Slice of Life - Learning to Live With Your Eyes Wide Open

Slice of Life is sponsored on Tuesdays by Two Writing Teachers. For the month of March we are posting a slice each day on our blog. Join in! 

To get better in writing, students need to write. It seems like common sense, doesn’t it? I’ve been preaching the same concept to my students about reading for years – you grow as a reader when you read. And I knew this as a writer, but I think sometimes I forget.

Today during our mini-lesson for writing workshop, I shared a realization with my class. The Slice of Life Challenge is three days old, yet I am already starting to see the payoff in my writing. Where I’m often struggling to come up with a topic to write about lately, during this challenge – knowing I need to write each day – I see writing possibilities everywhere. Just today I noticed and wondered about:

Lack of reflection. When reading The Invisible Boy to my students, they were horrified at how the boy, Brian, was left out. Yet the same students turned around and left a classmate out. How do I teach them to be more self-aware?

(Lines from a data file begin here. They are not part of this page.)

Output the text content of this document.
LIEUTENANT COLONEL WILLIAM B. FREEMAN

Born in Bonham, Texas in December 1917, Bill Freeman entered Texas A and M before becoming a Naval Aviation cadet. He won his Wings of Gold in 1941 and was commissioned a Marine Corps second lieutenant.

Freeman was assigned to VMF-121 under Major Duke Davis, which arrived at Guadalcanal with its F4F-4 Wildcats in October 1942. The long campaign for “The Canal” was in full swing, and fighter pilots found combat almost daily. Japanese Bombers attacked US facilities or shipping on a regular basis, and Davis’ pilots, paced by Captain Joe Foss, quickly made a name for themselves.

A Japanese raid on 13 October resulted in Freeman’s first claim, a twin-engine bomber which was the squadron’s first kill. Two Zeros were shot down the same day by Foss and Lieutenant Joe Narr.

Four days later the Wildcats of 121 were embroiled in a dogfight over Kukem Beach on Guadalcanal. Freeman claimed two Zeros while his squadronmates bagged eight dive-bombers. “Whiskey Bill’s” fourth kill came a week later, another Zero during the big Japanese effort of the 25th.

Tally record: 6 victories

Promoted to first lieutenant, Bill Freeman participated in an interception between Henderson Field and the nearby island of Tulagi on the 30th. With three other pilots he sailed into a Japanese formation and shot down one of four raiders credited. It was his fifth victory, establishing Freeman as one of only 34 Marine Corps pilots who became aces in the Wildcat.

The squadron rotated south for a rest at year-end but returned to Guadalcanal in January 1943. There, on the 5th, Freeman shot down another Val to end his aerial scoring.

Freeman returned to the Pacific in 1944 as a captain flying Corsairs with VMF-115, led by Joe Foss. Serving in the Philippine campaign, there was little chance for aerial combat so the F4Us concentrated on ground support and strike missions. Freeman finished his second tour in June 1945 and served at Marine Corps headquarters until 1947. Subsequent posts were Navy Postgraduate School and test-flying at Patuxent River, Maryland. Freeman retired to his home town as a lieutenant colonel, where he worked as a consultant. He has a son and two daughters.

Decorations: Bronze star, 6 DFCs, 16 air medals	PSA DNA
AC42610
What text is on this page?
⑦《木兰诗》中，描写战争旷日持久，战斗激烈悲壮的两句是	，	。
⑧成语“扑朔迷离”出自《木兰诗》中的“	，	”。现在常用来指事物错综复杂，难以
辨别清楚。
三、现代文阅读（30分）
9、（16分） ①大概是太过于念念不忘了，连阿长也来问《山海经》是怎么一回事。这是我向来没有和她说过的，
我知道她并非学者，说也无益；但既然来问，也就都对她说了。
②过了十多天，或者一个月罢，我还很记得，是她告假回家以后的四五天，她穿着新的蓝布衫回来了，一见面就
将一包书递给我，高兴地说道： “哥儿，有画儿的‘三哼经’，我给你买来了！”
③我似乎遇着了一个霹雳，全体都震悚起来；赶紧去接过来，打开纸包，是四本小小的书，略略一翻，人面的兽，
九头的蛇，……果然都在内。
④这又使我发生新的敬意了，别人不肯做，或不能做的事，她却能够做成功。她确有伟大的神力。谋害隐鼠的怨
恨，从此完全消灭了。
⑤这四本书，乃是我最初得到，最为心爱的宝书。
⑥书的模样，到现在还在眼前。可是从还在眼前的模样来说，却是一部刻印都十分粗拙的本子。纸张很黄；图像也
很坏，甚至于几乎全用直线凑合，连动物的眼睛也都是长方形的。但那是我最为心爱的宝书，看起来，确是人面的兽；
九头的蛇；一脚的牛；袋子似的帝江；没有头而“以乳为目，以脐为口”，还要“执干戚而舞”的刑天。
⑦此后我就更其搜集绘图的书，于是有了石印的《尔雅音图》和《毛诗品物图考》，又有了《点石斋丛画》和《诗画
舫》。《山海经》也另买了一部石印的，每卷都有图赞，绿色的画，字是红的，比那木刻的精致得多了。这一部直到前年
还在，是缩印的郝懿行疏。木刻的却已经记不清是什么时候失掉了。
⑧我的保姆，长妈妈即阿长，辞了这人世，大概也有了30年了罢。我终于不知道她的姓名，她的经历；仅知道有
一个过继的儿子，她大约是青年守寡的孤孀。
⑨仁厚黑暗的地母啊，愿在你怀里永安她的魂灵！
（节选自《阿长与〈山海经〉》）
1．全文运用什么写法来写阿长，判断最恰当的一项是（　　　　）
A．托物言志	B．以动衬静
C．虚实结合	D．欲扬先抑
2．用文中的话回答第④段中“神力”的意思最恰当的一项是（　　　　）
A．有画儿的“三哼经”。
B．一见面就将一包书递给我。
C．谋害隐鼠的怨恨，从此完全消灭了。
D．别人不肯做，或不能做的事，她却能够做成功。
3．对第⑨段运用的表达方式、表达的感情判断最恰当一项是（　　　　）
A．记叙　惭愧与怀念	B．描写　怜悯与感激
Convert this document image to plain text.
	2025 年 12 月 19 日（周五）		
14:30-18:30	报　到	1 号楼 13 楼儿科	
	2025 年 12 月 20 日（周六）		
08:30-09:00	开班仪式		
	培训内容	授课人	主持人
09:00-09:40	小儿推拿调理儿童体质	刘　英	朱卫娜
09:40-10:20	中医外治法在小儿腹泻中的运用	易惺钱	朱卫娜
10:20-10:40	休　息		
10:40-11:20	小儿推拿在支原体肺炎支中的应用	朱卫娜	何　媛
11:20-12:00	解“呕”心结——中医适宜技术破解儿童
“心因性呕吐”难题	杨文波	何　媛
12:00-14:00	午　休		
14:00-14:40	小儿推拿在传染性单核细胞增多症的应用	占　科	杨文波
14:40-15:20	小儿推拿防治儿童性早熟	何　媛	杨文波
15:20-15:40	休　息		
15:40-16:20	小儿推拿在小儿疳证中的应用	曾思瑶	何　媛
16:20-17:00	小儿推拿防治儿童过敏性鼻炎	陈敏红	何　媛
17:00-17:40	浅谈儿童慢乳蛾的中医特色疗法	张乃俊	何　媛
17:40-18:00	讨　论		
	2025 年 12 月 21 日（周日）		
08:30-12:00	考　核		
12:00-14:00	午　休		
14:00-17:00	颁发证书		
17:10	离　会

Admiration. My colleague, Brad Garrett, has begun a chapter book series for kids combining his love of sports and history. We talked, briefly, today about his next steps. I admire the risks he has taken and the work he has put into this new endeavor.

Gratitude. I had a quick note and gift from Brenda Power at Choice Literacy. Anytime Brenda sends you something, she includes a handwritten note. I love her messages and the time she puts in to being thoughtful.

Former students. Recently I read Gary Paulsen’s How Angel Peterson Got His Name. As I read it, the face of a student from last year kept popping into my mind. I was certain he would love it. I sent it to him through our school mail the next day at school. Josh read it and loved it. His mom returned the book tonight with some cookies and a note from Josh. It made my evening.

Each of these moments could be a slice on their own. What I find remarkable is that they are moments that would just pass me by if I wasn’t looking for them. I cannot find the source, but I clearly remember this quote: writers don’t lead more interesting lives, they just live them with their eyes wide open.  This challenge proves that to me. Stories are everywhere, just waiting to be told, and for us to pick up the pencil and write them down. I hope my students see that as well.